Ce n’est pas tout. Pour le cabinet d’audit Humanitas, les causes de l’instabilité du secteur financier ne sont pas « une fatalité » pour la RDC. Au contraire, il faut y travailler pour favoriser l’inclusion financière. L’expert du cabinet Humanitas, Moïse Musole, identifie 10 causes à l’origine de l’instabilité du système. Il les regroupe en 3 catégories : les causes liées aux institutions (mauvaise gouvernance, non maîtrise de la croissance, faiblesse de fonds propres, absence de diversification des produits…), les causes liées à la supervision prudentielle et les causes liées aux partenaires (coordination des activités, associations professionnelles, environnement politique et économique…).

D’après Moïse Musole, pour se sortir de la crise, il faut adapter la loi à l’innovation financière ». Il faut aussi adapter les IMF aux réalités du pays pour que tout le monde en bénéficie, mettre à jour la stratégie nationale de la microfinance, mettre en place un fonds d’assurance et de garantie. Il faut également se doter d’outils de gestion des risques externes, ainsi que liquider et redresser les IMF selon le cas. Pour sa part, Al Kitenge de Task Force, il faut commencer par mettre en place les fondamentaux. Le drame, dit-il, c’est la question du plan stratégique de la microfinance. Il pose : que veut-on faire de la microfinance et quel est le rôle que l’on veut lui faire jouer dans l’architecture financière de la RDC et dans son développement économique ? Al Kitenge estime que l’appropriation de la microfinance doit être « quelque chose de volontaire » et non d’imposition. Il invite à s’inspirer de l’expérience du Kenya et de la Tanzanie. « Lorsqu’on considère la puissance de ces deux pays et la puissance de la microfinance dans ces deux pays, on se rend vite compte qu’ils veulent faire quelque chose de manière particulière qui s’adresse à une communauté particulière bien déterminé avec un succès particulier », explique Al Kitenge.

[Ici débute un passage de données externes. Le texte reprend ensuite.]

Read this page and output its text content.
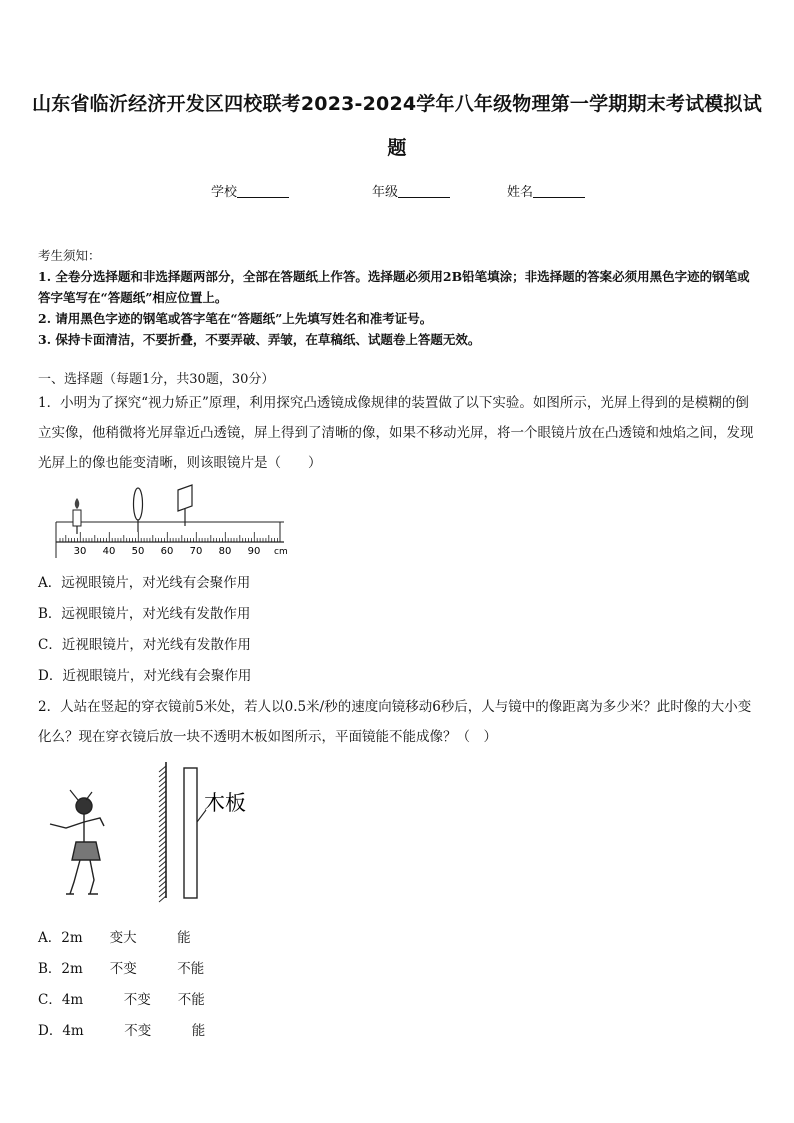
山东省临沂经济开发区四校联考2023-2024学年八年级物理第一学期期末考试模拟试题
学校	年级	姓名
考生须知：
1. 全卷分选择题和非选择题两部分，全部在答题纸上作答。选择题必须用2B铅笔填涂；非选择题的答案必须用黑色字迹的钢笔或答字笔写在“答题纸”相应位置上。
2. 请用黑色字迹的钢笔或答字笔在“答题纸”上先填写姓名和准考证号。
3. 保持卡面清洁，不要折叠，不要弄破、弄皱，在草稿纸、试题卷上答题无效。
一、选择题（每题1分，共30题，30分）
1．小明为了探究“视力矫正”原理，利用探究凸透镜成像规律的装置做了以下实验。如图所示，光屏上得到的是模糊的倒立实像，他稍微将光屏靠近凸透镜，屏上得到了清晰的像，如果不移动光屏，将一个眼镜片放在凸透镜和烛焰之间，发现光屏上的像也能变清晰，则该眼镜片是（　　）
30 40 50 60 70 80 90 cm
A．远视眼镜片，对光线有会聚作用
B．远视眼镜片，对光线有发散作用
C．近视眼镜片，对光线有发散作用
D．近视眼镜片，对光线有会聚作用
2．人站在竖起的穿衣镜前5米处，若人以0.5米/秒的速度向镜移动6秒后，人与镜中的像距离为多少米？此时像的大小变化么？现在穿衣镜后放一块不透明木板如图所示，平面镜能不能成像？（　）
木板
A．2m　　变大　　　能
B．2m　　不变　　　不能
C．4m　　　不变　　不能
D．4m　　　不变　　　能
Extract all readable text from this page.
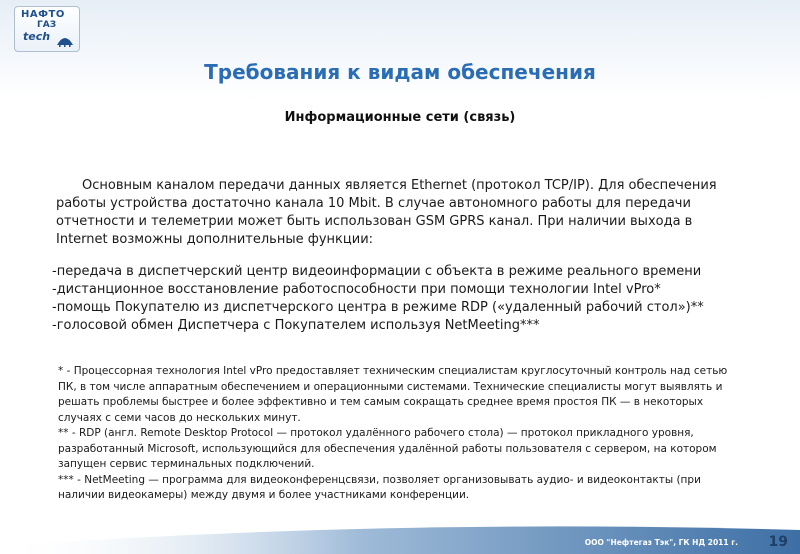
НАФТО
ГАЗ
tech
Требования к видам обеспечения
Информационные сети (связь)
Основным каналом передачи данных является Ethernet (протокол TCP/IP). Для обеспечения работы устройства достаточно канала 10 Mbit. В случае автономного работы для передачи отчетности и телеметрии может быть использован GSM GPRS канал. При наличии выхода в Internet возможны дополнительные функции:
-передача в диспетчерский центр видеоинформации с объекта в режиме реального времени
-дистанционное восстановление работоспособности при помощи технологии Intel vPro*
-помощь Покупателю из диспетчерского центра в режиме RDP («удаленный рабочий стол»)**
-голосовой обмен Диспетчера с Покупателем используя NetMeeting***

* - Процессорная технология Intel vPro предоставляет техническим специалистам круглосуточный контроль над сетью ПК, в том числе аппаратным обеспечением и операционными системами. Технические специалисты могут выявлять и решать проблемы быстрее и более эффективно и тем самым сокращать среднее время простоя ПК — в некоторых случаях с семи часов до нескольких минут.

** - RDP (англ. Remote Desktop Protocol — протокол удалённого рабочего стола) — протокол прикладного уровня, разработанный Microsoft, использующийся для обеспечения удалённой работы пользователя с сервером, на котором запущен сервис терминальных подключений.

*** - NetMeeting — программа для видеоконференцсвязи, позволяет организовывать аудио- и видеоконтакты (при наличии видеокамеры) между двумя и более участниками конференции.

ООО "Нефтегаз Тэк", ГК НД 2011 г. 19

Convaincu que la législation en la matière est déficitaire à ce jour, l’implication politique est encore pesante, notamment dans la désignation du gouverneur de la Banque centrale. Par ailleurs, l’absence de fonds de garantie des dépôts. Corollairement, Al Kitenge souhaite voir des associations des consommateurs émerger pour que les citoyens jouent pleinement le rôle du plus grand surveillant de la cité. Et que la justice soit vraiment indépendante, notamment pour s’intéresser aux cas d’enrichissement illicite, de conflit d’intérêts… Il faut aussi, préconise-t-il, beaucoup d’éducation financière parce que « beaucoup ne savent les actes qu’ils posent ». Afin d’optimiser la généralisation des services de microfinance dans le pays, l’accent doit être mis sur une professionnalisation accrue du secteur et des prestataires.